Forecasting water resources from satellite image time series using a graph-based learning strategy
In the context of climate change, it is important to monitor the dynamics of the Earth’s surface in order to prevent extreme weather phenomena such as floods and droughts. To this end, global meteorological forecasting is constantly being improved, with a recent breakthrough in deep learning methods. In this paper, we propose to adapt a recent weather forecasting architecture, called GraphCast, to a water resources forecasting task using high-resolution satellite image time series (SITS).
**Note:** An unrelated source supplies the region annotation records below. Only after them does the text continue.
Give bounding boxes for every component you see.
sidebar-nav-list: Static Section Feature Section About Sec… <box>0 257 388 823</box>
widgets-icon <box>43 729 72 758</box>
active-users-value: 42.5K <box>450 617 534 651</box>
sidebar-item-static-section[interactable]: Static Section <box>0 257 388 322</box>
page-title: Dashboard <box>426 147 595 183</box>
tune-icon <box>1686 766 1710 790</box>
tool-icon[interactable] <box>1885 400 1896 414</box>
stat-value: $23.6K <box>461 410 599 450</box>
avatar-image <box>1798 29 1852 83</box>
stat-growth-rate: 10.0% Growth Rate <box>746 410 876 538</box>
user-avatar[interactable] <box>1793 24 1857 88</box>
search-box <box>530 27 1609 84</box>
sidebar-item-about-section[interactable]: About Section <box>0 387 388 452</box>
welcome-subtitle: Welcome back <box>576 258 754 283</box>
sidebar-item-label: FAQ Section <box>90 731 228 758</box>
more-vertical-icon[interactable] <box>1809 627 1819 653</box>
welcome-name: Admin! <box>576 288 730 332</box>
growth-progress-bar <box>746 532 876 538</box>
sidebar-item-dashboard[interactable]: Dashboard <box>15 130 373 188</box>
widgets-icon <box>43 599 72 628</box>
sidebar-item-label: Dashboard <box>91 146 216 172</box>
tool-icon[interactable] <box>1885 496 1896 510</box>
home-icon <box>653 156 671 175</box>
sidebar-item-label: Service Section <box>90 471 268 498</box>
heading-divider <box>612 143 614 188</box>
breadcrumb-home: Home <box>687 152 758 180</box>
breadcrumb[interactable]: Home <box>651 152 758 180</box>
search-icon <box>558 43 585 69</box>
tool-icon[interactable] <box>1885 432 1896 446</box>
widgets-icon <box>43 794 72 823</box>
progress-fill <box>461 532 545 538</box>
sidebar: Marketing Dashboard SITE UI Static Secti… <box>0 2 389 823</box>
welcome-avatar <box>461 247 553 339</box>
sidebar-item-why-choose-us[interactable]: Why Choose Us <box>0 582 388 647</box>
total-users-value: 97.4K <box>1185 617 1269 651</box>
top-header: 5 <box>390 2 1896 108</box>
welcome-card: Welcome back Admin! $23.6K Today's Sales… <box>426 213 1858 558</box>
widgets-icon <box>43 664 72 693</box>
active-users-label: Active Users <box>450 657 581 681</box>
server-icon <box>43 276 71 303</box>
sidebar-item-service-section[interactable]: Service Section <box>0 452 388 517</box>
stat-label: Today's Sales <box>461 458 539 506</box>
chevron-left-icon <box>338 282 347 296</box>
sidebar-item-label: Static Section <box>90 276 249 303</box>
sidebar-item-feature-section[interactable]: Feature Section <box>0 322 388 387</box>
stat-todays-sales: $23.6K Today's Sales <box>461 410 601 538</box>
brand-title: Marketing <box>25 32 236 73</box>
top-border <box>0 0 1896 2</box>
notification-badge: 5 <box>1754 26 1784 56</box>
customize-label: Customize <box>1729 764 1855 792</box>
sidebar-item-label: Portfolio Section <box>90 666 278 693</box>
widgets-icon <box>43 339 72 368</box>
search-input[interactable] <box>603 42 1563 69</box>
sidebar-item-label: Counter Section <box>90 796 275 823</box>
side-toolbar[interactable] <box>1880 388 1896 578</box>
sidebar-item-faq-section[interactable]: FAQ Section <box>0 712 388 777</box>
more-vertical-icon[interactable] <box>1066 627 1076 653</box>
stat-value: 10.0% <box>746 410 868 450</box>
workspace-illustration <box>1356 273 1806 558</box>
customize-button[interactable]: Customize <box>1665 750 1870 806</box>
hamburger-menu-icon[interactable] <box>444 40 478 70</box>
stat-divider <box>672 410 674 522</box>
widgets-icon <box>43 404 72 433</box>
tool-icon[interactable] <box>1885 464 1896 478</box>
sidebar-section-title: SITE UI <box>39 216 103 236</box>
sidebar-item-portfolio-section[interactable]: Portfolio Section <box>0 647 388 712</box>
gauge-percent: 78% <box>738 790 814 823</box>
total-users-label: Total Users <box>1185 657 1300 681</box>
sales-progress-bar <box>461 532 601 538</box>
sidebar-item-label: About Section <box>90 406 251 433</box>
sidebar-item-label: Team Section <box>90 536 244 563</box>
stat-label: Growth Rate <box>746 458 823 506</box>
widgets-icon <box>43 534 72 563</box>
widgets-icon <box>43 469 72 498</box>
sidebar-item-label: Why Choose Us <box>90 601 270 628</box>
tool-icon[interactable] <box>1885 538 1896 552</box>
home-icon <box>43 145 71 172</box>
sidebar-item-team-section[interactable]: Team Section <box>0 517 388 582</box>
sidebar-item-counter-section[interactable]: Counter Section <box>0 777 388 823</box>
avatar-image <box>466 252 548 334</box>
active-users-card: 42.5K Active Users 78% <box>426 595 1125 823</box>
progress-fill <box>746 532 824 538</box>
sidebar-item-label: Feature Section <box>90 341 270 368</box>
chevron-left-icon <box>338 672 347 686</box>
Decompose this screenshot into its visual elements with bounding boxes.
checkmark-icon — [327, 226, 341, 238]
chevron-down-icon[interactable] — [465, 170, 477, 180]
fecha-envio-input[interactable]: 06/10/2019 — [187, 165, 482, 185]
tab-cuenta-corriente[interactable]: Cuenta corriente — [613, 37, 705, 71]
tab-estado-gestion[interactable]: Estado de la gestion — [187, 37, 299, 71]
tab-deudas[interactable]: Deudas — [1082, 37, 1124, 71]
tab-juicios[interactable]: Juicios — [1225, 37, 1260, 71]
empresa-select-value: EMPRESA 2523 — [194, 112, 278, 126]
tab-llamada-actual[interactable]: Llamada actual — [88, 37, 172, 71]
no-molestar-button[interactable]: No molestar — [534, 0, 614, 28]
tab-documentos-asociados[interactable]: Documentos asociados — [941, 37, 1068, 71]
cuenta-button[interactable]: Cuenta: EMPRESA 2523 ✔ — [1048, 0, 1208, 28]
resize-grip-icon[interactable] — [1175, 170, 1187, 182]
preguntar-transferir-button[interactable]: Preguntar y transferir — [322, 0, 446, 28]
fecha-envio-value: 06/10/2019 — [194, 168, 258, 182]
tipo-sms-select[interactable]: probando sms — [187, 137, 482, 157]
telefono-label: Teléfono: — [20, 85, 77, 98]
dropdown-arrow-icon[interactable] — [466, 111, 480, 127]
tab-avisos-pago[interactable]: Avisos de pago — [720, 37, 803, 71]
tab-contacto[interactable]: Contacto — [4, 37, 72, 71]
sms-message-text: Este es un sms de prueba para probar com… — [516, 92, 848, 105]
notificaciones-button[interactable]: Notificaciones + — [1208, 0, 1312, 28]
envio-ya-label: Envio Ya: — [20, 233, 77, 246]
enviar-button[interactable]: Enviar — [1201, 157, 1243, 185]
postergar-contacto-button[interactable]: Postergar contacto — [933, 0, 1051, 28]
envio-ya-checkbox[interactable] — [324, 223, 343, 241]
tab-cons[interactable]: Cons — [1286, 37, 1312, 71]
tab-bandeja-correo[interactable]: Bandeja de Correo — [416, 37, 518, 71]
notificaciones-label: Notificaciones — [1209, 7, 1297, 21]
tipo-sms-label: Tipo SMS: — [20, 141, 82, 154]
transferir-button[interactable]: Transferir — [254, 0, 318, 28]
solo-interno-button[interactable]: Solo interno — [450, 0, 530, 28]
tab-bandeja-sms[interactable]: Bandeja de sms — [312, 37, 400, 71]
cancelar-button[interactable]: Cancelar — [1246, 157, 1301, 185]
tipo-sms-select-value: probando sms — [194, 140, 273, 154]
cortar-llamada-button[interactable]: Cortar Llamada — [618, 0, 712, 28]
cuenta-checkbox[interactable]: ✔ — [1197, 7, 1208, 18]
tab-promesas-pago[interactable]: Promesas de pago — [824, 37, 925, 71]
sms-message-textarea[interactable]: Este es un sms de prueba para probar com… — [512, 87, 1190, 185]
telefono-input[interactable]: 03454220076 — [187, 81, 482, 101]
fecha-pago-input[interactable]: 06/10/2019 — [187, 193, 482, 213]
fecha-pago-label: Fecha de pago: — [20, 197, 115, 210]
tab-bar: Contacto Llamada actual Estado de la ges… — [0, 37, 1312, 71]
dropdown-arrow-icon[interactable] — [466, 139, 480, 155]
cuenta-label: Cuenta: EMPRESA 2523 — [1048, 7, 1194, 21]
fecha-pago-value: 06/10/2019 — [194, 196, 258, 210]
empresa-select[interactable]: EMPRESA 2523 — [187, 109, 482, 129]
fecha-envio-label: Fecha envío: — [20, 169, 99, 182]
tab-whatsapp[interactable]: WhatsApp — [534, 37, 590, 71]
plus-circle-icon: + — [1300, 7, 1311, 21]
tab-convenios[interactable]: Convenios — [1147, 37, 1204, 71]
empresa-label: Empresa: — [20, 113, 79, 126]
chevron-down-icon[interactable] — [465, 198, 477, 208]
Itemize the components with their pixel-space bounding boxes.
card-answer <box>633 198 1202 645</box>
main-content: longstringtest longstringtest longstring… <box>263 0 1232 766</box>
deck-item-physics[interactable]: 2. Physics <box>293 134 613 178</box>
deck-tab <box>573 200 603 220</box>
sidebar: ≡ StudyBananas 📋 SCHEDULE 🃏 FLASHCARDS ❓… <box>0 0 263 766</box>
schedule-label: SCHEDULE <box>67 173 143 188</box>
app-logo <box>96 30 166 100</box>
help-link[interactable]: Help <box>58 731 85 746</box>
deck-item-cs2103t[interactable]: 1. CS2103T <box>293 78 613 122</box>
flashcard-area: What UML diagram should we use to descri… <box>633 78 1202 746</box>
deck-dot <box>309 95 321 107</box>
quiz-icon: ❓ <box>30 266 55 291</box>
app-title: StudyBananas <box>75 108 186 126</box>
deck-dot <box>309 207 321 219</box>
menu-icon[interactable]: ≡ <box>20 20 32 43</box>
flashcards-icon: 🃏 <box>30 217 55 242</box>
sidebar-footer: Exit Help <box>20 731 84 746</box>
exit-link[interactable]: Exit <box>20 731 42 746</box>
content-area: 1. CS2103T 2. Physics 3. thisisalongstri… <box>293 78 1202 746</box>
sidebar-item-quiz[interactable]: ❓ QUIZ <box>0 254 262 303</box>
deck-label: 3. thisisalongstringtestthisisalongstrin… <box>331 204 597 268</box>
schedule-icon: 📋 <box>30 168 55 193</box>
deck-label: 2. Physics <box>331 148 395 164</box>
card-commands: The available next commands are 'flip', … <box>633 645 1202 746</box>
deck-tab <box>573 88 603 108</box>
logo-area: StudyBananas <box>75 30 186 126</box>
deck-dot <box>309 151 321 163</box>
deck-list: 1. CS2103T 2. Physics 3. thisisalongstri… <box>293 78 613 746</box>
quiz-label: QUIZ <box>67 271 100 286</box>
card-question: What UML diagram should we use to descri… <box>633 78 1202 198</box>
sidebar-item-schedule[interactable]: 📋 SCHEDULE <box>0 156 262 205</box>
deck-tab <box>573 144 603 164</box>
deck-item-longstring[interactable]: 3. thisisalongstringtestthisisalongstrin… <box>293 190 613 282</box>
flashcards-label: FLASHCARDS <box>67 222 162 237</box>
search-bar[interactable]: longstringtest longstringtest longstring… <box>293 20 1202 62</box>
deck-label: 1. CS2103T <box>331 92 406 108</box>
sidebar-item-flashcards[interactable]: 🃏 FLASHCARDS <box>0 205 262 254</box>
Based on an intermediate mesh, the data geometry used within the network is adapted to match high spatial resolution data acquired in two-dimensional space. In particular, we introduce a predefined irregular mesh based on a segmentation map to guide the network’s predictions and bring more detail to specific areas. We conduct experiments to forecast water resources index two months ahead on lakes and rivers in Italy and Spain. We demonstrate that our adaptation of GraphCast outperforms the existing frameworks designed for SITS analysis. It also showed stable results for the main hyperparameter, i.e., the number of superpixels. We conclude that adapting global meteorological forecasting methods to SITS settings can be beneficial for high spatial resolution predictions.